ACLS Humanities E-Book XML Conversion Experiment: Report on Workflow, Costs, and User Preferences

The American Council of Learned Societies has released ACLS Humanities E-Book XML Conversion Experiment: Report on Workflow, Costs, and User Preferences.

Here's an excerpt:

In 2008, ACLS Humanities E-Book (HEB)—a subscription-based online collection of over 2,200 digital titles in the humanities—undertook an experiment to investigate the possibility of a future mass conversion of e-books preexisting in a scanned, page-image format into XML-encoded files. . . .

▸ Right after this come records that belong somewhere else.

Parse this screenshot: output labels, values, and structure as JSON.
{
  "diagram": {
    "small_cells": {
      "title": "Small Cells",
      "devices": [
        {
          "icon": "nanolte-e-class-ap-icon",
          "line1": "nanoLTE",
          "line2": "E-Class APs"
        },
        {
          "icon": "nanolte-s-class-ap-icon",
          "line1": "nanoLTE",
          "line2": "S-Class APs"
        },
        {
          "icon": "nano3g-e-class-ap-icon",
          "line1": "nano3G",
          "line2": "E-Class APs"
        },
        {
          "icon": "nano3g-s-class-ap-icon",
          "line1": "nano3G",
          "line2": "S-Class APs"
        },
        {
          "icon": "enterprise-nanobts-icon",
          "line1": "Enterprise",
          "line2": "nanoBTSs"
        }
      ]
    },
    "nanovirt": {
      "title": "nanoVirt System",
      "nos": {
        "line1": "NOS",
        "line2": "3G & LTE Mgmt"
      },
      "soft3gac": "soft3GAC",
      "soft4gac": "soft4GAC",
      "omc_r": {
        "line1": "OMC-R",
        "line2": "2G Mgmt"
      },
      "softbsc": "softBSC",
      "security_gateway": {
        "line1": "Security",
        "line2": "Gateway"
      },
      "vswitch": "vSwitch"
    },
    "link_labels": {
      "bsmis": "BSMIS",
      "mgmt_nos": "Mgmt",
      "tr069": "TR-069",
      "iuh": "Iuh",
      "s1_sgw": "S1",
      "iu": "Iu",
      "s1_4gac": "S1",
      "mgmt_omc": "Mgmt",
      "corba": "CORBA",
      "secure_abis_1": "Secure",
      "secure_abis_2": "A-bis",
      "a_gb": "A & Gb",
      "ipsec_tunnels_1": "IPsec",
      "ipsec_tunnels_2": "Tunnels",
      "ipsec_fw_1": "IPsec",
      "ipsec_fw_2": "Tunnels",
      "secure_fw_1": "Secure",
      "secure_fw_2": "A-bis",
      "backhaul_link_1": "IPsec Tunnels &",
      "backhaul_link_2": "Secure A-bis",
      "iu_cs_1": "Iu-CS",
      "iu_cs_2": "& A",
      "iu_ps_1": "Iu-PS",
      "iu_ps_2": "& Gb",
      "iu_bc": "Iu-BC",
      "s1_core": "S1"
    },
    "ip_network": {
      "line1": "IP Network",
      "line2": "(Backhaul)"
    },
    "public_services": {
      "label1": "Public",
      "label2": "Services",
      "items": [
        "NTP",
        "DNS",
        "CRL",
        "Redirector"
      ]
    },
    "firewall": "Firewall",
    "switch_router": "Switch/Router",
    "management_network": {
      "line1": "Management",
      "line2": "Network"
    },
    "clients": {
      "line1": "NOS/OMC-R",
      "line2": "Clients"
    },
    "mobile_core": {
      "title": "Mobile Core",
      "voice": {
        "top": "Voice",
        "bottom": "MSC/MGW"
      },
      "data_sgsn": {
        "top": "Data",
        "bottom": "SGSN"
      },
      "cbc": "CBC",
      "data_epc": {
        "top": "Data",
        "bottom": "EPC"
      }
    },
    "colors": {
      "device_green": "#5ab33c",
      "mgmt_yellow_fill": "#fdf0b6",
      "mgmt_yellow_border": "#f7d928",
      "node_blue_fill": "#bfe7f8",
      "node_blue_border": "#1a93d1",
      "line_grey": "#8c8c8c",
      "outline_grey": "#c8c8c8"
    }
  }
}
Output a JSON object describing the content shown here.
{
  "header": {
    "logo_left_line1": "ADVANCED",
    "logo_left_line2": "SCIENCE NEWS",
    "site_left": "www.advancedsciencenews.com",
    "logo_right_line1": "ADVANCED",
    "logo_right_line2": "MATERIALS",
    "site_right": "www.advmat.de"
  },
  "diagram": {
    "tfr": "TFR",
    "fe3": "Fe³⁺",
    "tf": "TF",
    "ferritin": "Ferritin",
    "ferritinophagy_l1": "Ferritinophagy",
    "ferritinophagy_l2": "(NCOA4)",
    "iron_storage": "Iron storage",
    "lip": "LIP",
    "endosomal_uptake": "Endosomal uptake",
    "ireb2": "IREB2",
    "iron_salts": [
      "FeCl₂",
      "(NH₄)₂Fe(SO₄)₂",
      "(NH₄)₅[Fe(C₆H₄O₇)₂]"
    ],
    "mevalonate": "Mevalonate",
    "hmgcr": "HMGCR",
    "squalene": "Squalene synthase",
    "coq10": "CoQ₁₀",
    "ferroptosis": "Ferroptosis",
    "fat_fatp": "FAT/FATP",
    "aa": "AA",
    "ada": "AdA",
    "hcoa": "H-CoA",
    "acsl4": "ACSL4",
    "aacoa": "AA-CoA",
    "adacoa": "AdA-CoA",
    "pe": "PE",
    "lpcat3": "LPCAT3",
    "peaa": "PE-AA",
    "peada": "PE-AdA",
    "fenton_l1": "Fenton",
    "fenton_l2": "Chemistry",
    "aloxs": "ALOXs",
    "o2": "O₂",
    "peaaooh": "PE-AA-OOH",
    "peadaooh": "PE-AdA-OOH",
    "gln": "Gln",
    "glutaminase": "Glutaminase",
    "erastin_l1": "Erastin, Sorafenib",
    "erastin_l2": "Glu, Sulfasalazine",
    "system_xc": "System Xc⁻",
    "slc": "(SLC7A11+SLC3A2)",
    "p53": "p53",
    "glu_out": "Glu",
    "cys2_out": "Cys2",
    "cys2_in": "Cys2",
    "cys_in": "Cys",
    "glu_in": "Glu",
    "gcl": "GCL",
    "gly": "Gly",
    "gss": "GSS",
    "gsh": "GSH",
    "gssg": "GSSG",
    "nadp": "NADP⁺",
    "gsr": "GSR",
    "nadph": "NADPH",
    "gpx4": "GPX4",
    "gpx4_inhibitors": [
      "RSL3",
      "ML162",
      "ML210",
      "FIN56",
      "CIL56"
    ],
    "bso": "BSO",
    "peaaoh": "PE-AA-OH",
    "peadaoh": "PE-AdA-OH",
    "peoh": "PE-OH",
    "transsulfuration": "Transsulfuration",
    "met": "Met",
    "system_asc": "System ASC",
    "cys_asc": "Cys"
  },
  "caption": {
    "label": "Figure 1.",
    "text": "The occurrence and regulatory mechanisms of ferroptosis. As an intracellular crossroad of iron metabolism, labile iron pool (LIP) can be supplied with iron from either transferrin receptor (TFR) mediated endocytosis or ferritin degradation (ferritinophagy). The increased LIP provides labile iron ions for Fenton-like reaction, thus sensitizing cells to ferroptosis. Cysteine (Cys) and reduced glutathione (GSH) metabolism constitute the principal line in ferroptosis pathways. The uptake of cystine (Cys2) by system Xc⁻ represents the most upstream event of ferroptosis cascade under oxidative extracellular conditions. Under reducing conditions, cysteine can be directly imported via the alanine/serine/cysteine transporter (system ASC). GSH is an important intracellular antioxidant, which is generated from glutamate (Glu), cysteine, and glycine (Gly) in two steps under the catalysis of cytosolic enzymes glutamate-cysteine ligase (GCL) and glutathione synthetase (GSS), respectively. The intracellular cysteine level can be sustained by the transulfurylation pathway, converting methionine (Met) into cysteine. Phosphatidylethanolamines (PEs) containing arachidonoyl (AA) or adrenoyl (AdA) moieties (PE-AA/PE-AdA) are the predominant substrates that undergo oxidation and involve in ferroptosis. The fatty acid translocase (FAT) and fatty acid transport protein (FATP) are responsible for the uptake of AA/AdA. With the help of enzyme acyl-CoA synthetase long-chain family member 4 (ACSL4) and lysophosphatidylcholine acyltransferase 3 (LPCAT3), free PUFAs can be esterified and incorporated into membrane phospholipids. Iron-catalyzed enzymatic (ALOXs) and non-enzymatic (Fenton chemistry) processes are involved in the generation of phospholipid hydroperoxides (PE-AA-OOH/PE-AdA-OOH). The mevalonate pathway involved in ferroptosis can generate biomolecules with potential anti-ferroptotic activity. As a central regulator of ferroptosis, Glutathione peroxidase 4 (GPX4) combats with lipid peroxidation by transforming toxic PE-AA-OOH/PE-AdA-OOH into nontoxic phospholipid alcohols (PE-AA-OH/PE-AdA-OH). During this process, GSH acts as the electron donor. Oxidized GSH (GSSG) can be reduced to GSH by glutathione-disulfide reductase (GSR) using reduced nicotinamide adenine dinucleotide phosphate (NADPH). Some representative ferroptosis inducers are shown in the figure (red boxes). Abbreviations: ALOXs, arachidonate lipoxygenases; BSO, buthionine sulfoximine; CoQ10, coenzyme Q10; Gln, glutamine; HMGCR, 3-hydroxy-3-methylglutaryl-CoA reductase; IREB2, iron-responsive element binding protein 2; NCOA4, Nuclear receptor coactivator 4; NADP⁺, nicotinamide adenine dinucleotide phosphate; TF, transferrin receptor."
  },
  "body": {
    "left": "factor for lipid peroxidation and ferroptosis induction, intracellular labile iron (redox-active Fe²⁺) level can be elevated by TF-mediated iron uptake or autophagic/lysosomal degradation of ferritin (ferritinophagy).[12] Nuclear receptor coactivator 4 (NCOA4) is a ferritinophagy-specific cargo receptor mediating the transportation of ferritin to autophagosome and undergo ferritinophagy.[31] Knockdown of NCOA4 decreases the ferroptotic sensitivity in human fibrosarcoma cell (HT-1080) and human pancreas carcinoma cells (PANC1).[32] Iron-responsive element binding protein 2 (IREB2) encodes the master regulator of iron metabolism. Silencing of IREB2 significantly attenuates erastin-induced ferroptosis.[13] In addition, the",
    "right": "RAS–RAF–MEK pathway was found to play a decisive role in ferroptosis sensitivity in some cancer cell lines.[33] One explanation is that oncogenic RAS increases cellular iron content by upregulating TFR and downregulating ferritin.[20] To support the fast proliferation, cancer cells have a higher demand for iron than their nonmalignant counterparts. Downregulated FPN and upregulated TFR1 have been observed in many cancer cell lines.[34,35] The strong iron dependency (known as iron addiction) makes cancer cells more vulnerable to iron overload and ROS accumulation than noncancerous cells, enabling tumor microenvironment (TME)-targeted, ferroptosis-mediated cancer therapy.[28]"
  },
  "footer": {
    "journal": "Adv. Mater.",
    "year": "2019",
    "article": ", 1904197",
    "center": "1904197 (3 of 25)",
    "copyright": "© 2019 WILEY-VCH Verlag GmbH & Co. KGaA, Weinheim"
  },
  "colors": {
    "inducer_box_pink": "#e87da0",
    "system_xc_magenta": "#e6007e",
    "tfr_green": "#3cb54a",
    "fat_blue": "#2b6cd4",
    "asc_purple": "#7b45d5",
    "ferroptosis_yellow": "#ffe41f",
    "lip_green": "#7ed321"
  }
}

HEB had 20 sample page-image titles from its backlist converted to XML, using OCR-derived text files that had been created during the initial scanning process to enable searching. The books were tagged using a simplified version of HEB's standard specifications, to reduce the need for editorial intervention. . . . The cost of creating the XML titles was considerably greater than that associated with scanning (about $400 versus $170 per title).

The XML books were presented in the HEB collection side by side with their page-image counterparts. Despite any conversion-related flaws, our subsequent user survey indicated that readers preferred the XML format by a margin of about two to one, the most relevant factors cited in this regard being readability, accessible text, and additional features and functions not available in the page-image version.